Em algumas linhagens, as mulheres são vedadas em realizar a maior partes das cerimônias destinadas à Ọ̀sányìn, sobretudo em seu ciclo menstrual. Quando cessar por definitivo este ciclo fisiológico, ou seja, entrar no período da menopausa, a mulher tudo poderá fazer para o Senhor das Folhas.

Conhecedor das virtudes das ervas, a pratica do Olọ̀sányìn está intimamente associada a do Babalawo, porém as transformação ocorridas a nível das relações de poder o trouxeram, primeiro, para a esfera de uma só comunidade e a seguir colocaram-no para fora, na sociedade abrangente sob a forma, às vezes de mateiro ou simplesmente vendedor de ervas, muitas vezes, sem vínculo estreito com algum Terreiro de Candomblé em especial, e sem sustentar este título.

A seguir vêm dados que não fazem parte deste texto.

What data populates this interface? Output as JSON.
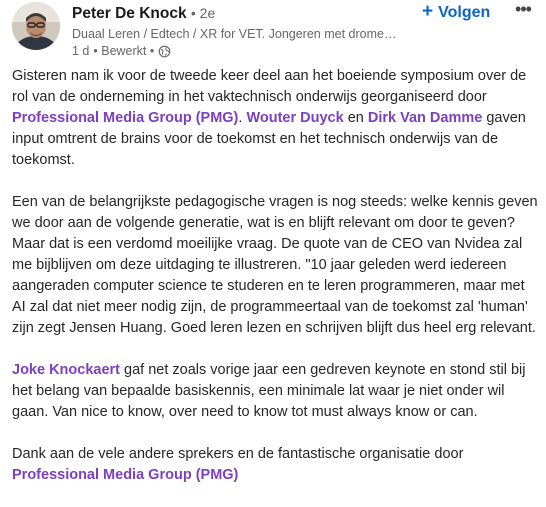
{
  "author": {
    "name": "Peter De Knock",
    "degree": "• 2e",
    "headline": "Duaal Leren / Edtech / XR for VET. Jongeren met dromen toeko...",
    "time": "1 d",
    "edited": "• Bewerkt •",
    "visibility_icon": "globe-icon"
  },
  "actions": {
    "follow_label": "Volgen",
    "follow_icon": "+",
    "more_icon": "•••"
  },
  "colors": {
    "mention": "#7b3fbf",
    "follow": "#0a66c2"
  },
  "post": {
    "p1": {
      "t1": "Gisteren nam ik voor de tweede keer deel aan het boeiende symposium over de rol van de onderneming in het vaktechnisch onderwijs georganiseerd door ",
      "m1": "Professional Media Group (PMG)",
      "t2": ". ",
      "m2": "Wouter Duyck",
      "t3": " en ",
      "m3": "Dirk Van Damme",
      "t4": " gaven input omtrent de brains voor de toekomst en het technisch onderwijs van de toekomst."
    },
    "p2": "Een van de belangrijkste pedagogische vragen is nog steeds: welke kennis geven we door aan de volgende generatie, wat is en blijft relevant om door te geven? Maar dat is een verdomd moeilijke vraag. De quote van de CEO van Nvidea zal me bijblijven om deze uitdaging te illustreren. \"10 jaar geleden werd iedereen aangeraden computer science te studeren en te leren programmeren, maar met AI zal dat niet meer nodig zijn, de programmeertaal van de toekomst zal 'human' zijn zegt Jensen Huang. Goed leren lezen en schrijven blijft dus heel erg relevant.",
    "p3": {
      "m1": "Joke Knockaert",
      "t1": " gaf net zoals vorige jaar een gedreven keynote en stond stil bij het belang van bepaalde basiskennis, een minimale lat waar je niet onder wil gaan. Van nice to know, over need to know tot must always know or can."
    },
    "p4": {
      "t1": "Dank aan de vele andere sprekers en de fantastische organisatie door ",
      "m1": "Professional Media Group (PMG)"
    }
  }
}
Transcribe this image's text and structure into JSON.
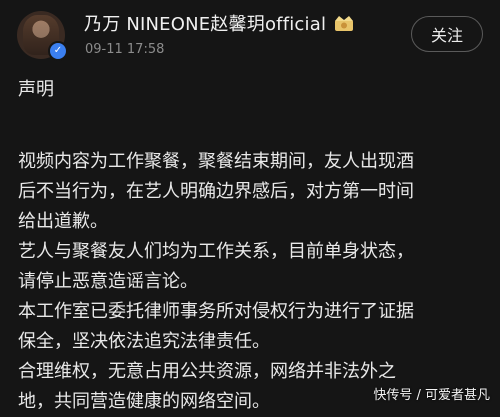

Em vários Terreiros de Candomblé, esta função é desempenhada pelo próprio Baba ou Iyalòrìṣà ou algum Ẹ̀gbọ́n, da Casa de Candomblé. Na maior parte da vezes as folhas são compradas em feiras livres ou mercados públicos.
Tenho o devido conhecimento de um “comerciante de folhas” que em seu modesto box, mas rico em folhas, mantem na entrada de seu estabelecimento comercial, um assentamento de Ọ̀sányìn e nos garante que suas folhas são colhidas de acordo com os ensinamentos de seus iniciadores.

Em poder dos Sacerdotes de Ọ̀sányìn está o poder de curar ou matar, por meios de preparos a base de ervas, juntamente com os Segredos de Ọ̀sányìn. Utilizar deste saber para trabalhos benéficos ou maléficos é uma opção. Mas lembrando que durante a Cerimônia de Juramento menciona-se o fato daqueles que utilizam-se das faculdades botânicas e mágicas para se beneficiar do mal, carecem de desenvolvimento espiritual. Sem dúvida alguma, estes terão que defrontar com as consequências de seus atos nesse misterioso mundo religioso.